Astronaut Steve Hawley comes home to Kansas to teach, promote science education
February 26, 2008
LAWRENCE - Astronaut Steve Hawley is coming home to Planet Jayhawk.
University of Kansas Chancellor Robert Hemenway announced yesterday that Hawley, a Salina native and 1973 KU graduate in physics and astronomy, will join the university faculty this fall to teach and to promote education in science and math.
“Science education is vital to the future of this state and nation,” Hemenway said. “We need people like Steve to build a new excitement and urgency about science and math education.”
“In my career, I have literally had the chance to see the world,” Hawley said. “But today there is no place else I would rather be. It is good to be home. Working with students at KU and across Kansas is a wonderful opportunity to share what I have seen and encourage them to set high goals and go out and discover what this world has to offer.”
NASA selected Hawley to be an astronaut in 1978. He became the third Kansan to fly in space. His first shuttle experience, in 1984, was the maiden flight of the shuttle Discovery. During his 1990 flight aboard Discovery, the crew deployed the Hubble Space Telescope, and he returned to Hubble on the second servicing mission in 1997. During his 1999 flight, the crew deployed the Chandra X-ray Observatory–the third of NASA’s space observatories. He has logged more than 32 days in space.
From 2001 to 2002, He was director of Flight Crew Operations at NASA’s Johnson Space Center. He is now director of astromaterials research and exploration science at NASA.
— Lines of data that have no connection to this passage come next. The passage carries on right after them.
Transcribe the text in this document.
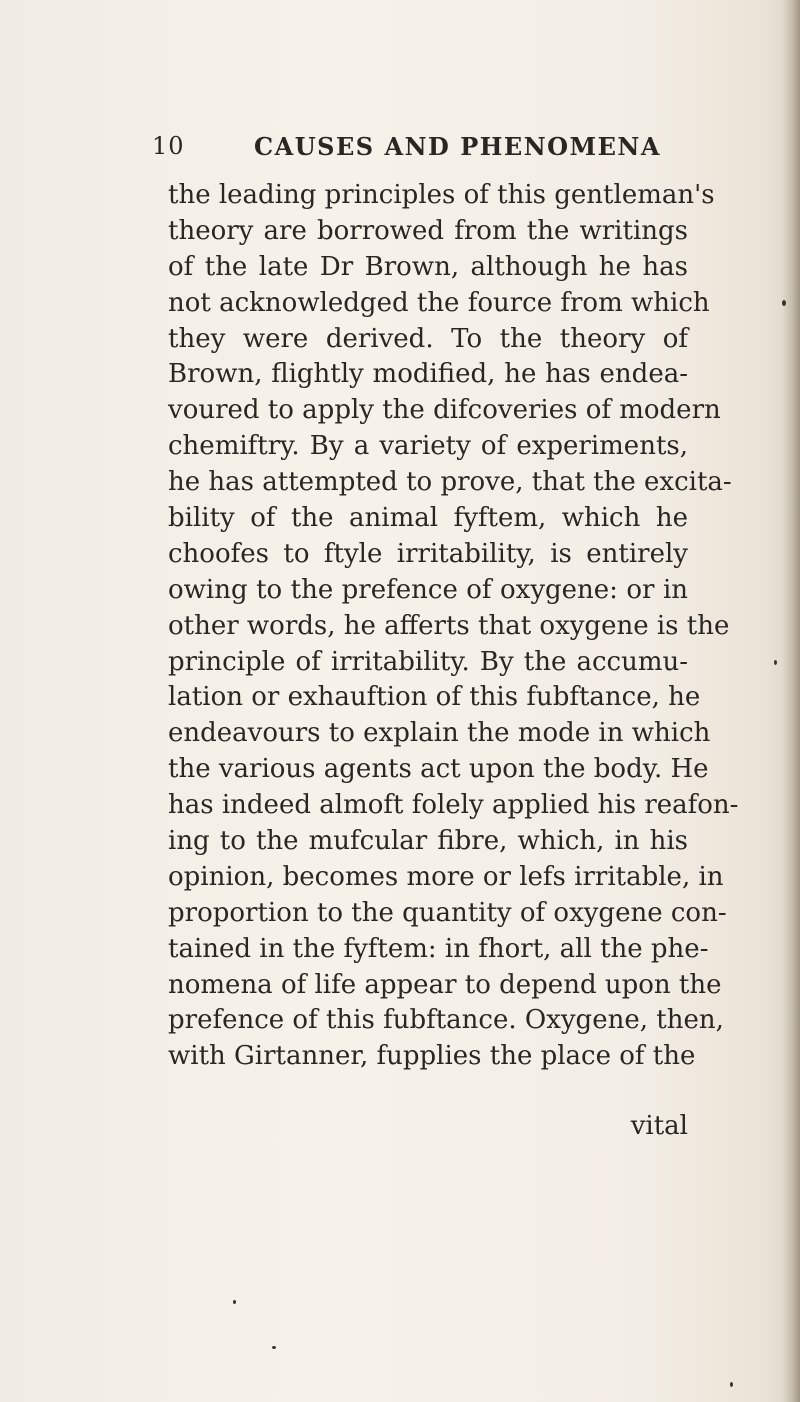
10	CAUSES AND PHENOMENA
the leading principles of this gentleman's
theory are borrowed from the writings
of the late Dr Brown, although he has
not acknowledged the fource from which
they were derived. To the theory of
Brown, flightly modified, he has endea-
voured to apply the difcoveries of modern
chemiftry. By a variety of experiments,
he has attempted to prove, that the excita-
bility of the animal fyftem, which he
choofes to ftyle irritability, is entirely
owing to the prefence of oxygene: or in
other words, he afferts that oxygene is the
principle of irritability. By the accumu-
lation or exhauftion of this fubftance, he
endeavours to explain the mode in which
the various agents act upon the body. He
has indeed almoft folely applied his reafon-
ing to the mufcular fibre, which, in his
opinion, becomes more or lefs irritable, in
proportion to the quantity of oxygene con-
tained in the fyftem: in fhort, all the phe-
nomena of life appear to depend upon the
prefence of this fubftance. Oxygene, then,
with Girtanner, fupplies the place of the
vital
KU has a rich history in astronomy, starting with alumnus Clyde Tombaugh, who discovered Pluto in 1930. Other Kansas astronauts–also KU graduates– were Ron Evans and Joe Engle.
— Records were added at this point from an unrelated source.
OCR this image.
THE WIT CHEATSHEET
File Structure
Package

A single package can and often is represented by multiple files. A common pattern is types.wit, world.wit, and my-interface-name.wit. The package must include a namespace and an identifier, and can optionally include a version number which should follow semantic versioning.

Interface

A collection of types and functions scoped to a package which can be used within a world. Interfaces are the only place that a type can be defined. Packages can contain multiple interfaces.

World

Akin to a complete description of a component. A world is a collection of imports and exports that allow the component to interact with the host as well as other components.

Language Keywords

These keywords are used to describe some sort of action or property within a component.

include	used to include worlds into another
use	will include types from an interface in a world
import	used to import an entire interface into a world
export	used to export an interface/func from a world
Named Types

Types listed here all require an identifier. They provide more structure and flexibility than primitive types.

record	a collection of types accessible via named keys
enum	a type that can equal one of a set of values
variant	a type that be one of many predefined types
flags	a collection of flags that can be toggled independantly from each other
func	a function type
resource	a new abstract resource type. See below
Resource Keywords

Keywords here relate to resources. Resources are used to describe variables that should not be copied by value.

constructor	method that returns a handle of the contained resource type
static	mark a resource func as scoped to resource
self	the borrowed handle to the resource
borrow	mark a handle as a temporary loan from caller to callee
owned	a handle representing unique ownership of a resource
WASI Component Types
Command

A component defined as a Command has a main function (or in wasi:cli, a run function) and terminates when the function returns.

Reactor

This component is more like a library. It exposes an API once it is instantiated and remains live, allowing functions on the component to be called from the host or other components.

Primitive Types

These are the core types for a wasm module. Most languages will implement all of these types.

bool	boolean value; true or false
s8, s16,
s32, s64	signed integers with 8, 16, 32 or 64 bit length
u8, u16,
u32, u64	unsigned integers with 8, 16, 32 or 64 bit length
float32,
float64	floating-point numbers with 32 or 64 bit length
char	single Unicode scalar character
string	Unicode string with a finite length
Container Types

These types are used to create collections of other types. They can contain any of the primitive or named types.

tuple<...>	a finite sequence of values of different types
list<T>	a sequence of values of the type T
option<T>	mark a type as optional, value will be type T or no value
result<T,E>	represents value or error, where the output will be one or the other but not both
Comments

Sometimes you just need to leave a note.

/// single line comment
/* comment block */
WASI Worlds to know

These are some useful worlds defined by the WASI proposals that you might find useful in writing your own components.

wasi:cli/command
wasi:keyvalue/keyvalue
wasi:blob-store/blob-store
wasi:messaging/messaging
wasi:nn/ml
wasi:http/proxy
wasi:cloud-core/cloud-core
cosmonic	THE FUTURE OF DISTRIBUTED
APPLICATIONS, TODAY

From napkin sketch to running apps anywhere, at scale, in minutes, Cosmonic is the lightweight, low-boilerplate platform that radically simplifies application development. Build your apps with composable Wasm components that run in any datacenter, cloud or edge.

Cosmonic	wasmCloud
KU’s Department of Physics and Astronomy has 25 faculty members and offers undergraduate and graduate degree programs. Faculty research draws $3.7 million a year in external funding for studies in large scale (solar system, galaxy and universe by astronomy, cosmology and space physics groups); small scale (nuclear, high energy and astroparticle physics groups); and bulk matter physics (condensed matter and biophysics groups). Strong interdisciplinary programs exist in biophysics, nano-bio science, accelerator physics and astrobiology.